Fix as.sir() data.frame: preserve already-<sir> columns, exclude metadata

Issue #278: two related bugs in the column-detection / type-assignment pipeline. Bug 1 – already-<sir> columns deleted on re-run Line 886 excluded already-sir columns from the type assignment (they stayed type "") causing the result loop to do x[,col] <- NULL, deleting them. Fix: drop the !is.sir() guard so all untyped columns fall through to type "sir" and are re-processed correctly. Bug 2 – metadata columns treated as antibiotics as.ab("patient") -> OXY, as.ab("ward") -> PRU. The column detector accepted any column whose name matched an antibiotic code, regardless of content. Fix: for name-matched columns that do not already carry an AMR class, also verify content looks like AMR data (all_valid_mics, all- numeric, or any SIR-like string). all_valid_disks() is intentionally avoided here because it strips letters from strings (as.disk("Pt_1")==1). Also adds tools/benchmark_parallel.R: a standalone script that times sequential vs parallel as.sir() across n=20/200/2000/20000 rows and saves a ggplot2 PNG to tools/benchmark_parallel.png. https://claude.ai/code/session_012DXCXbZUC54Zij1z9bFiHR
2026-05-31 23:01:44 +02:00 · 2026-04-24 21:30:21 +00:00
parent ce79dd1f75
commit 6ece73cb22
4 changed files with 124 additions and 4 deletions
--- a/tests/testthat/test-sir.R
+++ b/tests/testthat/test-sir.R
@@ -406,6 +406,37 @@ test_that("test-sir.R", {
  expect_equal(out3, as.sir(c("NWT", "WT", "NWT")))

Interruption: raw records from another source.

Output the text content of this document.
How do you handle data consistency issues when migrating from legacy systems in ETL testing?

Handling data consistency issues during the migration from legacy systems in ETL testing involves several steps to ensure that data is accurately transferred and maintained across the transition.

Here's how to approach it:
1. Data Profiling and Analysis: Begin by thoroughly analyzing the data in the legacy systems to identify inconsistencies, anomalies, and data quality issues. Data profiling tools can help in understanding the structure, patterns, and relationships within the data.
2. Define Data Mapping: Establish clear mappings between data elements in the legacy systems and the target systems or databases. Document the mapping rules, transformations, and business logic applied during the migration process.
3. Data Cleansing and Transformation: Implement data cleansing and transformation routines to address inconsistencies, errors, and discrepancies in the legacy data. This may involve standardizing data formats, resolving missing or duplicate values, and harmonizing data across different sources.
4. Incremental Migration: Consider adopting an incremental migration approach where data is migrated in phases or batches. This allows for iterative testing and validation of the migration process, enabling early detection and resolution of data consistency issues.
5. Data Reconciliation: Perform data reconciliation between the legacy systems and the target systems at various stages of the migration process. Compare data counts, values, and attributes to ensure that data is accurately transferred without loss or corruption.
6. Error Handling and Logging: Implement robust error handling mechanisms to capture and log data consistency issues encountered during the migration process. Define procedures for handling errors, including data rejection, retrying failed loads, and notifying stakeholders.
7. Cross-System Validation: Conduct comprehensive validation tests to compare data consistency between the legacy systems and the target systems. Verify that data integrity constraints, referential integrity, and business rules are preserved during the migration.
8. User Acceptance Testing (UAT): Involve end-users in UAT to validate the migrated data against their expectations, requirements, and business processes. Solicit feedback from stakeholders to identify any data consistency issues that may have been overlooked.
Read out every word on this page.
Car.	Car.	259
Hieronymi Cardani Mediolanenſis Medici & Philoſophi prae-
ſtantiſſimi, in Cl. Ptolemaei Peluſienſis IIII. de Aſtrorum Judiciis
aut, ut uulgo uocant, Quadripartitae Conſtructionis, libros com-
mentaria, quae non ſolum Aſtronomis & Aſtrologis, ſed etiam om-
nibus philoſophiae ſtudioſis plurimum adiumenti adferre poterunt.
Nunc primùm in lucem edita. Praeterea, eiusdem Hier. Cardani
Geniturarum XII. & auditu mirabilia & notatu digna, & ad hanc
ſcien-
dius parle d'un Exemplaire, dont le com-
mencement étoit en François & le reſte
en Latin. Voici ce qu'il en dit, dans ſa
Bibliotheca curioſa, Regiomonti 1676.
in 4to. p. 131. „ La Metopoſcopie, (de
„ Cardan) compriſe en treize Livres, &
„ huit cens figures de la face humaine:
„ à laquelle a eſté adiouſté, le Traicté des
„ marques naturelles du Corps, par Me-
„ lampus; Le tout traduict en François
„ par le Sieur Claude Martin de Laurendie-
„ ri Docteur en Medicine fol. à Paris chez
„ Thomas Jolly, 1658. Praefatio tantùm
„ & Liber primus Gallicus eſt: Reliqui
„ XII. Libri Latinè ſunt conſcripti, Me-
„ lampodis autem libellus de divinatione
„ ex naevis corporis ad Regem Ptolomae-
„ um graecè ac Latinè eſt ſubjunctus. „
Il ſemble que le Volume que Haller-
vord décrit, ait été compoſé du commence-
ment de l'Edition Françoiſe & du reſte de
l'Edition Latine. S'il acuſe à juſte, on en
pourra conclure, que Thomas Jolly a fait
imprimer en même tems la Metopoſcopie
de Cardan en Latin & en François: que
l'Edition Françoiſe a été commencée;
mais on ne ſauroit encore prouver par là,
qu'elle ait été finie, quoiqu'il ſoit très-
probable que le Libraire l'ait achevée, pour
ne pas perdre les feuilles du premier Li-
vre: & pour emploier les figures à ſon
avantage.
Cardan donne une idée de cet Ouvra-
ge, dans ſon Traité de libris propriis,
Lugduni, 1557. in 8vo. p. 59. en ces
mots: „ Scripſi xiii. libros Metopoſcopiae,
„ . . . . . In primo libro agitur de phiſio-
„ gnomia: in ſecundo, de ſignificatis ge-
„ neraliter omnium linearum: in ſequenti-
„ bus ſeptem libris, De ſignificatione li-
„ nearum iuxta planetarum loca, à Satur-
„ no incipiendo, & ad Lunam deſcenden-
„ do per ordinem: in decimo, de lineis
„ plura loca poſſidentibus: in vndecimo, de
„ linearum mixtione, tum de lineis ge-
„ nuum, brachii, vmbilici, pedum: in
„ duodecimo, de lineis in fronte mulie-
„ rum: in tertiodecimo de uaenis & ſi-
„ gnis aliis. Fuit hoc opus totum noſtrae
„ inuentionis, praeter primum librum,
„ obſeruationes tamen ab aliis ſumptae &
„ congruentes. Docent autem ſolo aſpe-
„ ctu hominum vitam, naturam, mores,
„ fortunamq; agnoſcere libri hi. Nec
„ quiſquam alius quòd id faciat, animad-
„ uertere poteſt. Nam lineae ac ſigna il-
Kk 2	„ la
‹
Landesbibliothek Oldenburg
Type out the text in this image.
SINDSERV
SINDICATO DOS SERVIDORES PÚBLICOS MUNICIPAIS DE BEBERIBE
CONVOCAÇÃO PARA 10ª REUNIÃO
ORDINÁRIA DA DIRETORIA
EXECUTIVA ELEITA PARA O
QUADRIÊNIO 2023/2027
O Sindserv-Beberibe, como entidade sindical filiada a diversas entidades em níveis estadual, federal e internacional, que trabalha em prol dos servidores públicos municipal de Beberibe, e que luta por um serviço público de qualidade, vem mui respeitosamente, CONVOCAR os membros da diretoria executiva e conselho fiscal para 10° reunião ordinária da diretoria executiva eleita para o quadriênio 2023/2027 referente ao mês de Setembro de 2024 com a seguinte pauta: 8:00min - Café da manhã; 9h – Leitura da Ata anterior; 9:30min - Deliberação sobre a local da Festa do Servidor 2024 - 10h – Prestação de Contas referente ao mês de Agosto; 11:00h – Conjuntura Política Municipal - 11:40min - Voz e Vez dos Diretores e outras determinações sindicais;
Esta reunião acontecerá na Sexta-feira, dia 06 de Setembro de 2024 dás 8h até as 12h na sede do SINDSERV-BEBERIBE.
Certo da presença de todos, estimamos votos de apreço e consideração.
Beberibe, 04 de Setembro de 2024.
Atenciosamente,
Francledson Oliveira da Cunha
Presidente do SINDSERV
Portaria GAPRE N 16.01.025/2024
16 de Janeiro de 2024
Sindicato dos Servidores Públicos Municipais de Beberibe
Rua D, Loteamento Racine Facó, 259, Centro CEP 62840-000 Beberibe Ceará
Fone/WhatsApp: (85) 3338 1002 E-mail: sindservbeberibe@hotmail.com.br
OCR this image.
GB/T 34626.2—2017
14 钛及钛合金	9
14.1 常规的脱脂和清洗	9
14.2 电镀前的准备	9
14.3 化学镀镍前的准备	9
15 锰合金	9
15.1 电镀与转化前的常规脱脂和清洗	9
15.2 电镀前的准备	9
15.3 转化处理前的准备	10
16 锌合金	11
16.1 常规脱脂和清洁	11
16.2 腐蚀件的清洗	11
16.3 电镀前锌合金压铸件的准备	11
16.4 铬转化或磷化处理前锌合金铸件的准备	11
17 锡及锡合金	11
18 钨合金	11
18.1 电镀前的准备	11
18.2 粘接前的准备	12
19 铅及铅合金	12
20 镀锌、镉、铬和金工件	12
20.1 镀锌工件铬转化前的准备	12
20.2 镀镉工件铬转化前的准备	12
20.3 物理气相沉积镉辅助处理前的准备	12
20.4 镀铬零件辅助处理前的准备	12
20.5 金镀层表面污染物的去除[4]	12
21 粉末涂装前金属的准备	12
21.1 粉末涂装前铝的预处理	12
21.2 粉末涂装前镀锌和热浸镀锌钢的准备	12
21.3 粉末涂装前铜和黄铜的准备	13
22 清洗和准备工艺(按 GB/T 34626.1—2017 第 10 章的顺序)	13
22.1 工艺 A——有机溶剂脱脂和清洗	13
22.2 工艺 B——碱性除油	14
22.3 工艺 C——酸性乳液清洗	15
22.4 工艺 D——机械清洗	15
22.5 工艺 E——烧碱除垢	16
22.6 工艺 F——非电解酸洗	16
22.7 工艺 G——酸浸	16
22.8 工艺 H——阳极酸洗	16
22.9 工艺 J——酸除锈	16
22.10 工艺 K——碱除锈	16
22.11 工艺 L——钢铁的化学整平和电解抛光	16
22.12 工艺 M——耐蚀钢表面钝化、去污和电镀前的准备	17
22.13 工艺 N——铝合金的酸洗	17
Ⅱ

  expect_equal(out4, as.sir(c("NWT", "WT", "NWT")))

+  # Issue #278: re-running as.sir() on already-<sir> data must preserve columns
+  df_already_sir <- data.frame(
+    mo  = "B_ESCHR_COLI",
+    AMC = as.mic(c("1", "2", "4")),
+    GEN = sample(c("S", "I", "R"), 3, replace = TRUE),
+    stringsAsFactors = FALSE
+  )
+  first_pass  <- suppressMessages(as.sir(df_already_sir, col_mo = "mo", info = FALSE))
+  second_pass <- suppressMessages(as.sir(first_pass,    col_mo = "mo", info = FALSE))
+  expect_equal(ncol(first_pass), ncol(second_pass))
+  expect_true(is.sir(second_pass[["AMC"]]))
+  expect_true(is.sir(second_pass[["GEN"]]))
+  expect_identical(first_pass[["AMC"]], second_pass[["AMC"]])
+  expect_identical(first_pass[["GEN"]], second_pass[["GEN"]])
+
+  # Issue #278: metadata columns whose names coincidentally match antibiotic
+  # codes (e.g. 'patient' -> OXY, 'ward' -> PRU) must not be processed
+  df_meta <- data.frame(
+    mo      = "B_ESCHR_COLI",
+    patient = paste0("Pt_", 1:20),
+    ward    = rep(c("ICU", "Surgery", "Outpatient", "ED"), 5),
+    AMC     = as.mic(rep(c("1", "2", "4", "8"), 5)),
+    stringsAsFactors = FALSE
+  )
+  df_meta_sir <- suppressMessages(as.sir(df_meta, col_mo = "mo", info = FALSE))
+  expect_true("patient" %in% colnames(df_meta_sir))
+  expect_true("ward"    %in% colnames(df_meta_sir))
+  expect_false(is.sir(df_meta_sir[["patient"]]))
+  expect_false(is.sir(df_meta_sir[["ward"]]))
+  expect_true(is.sir(df_meta_sir[["AMC"]]))
+
  # Parallel computing ----------------------------------------------------
  # Tests must pass even when only 1 core is available; parallel = TRUE then
  # silently falls back to sequential, but results must still be identical.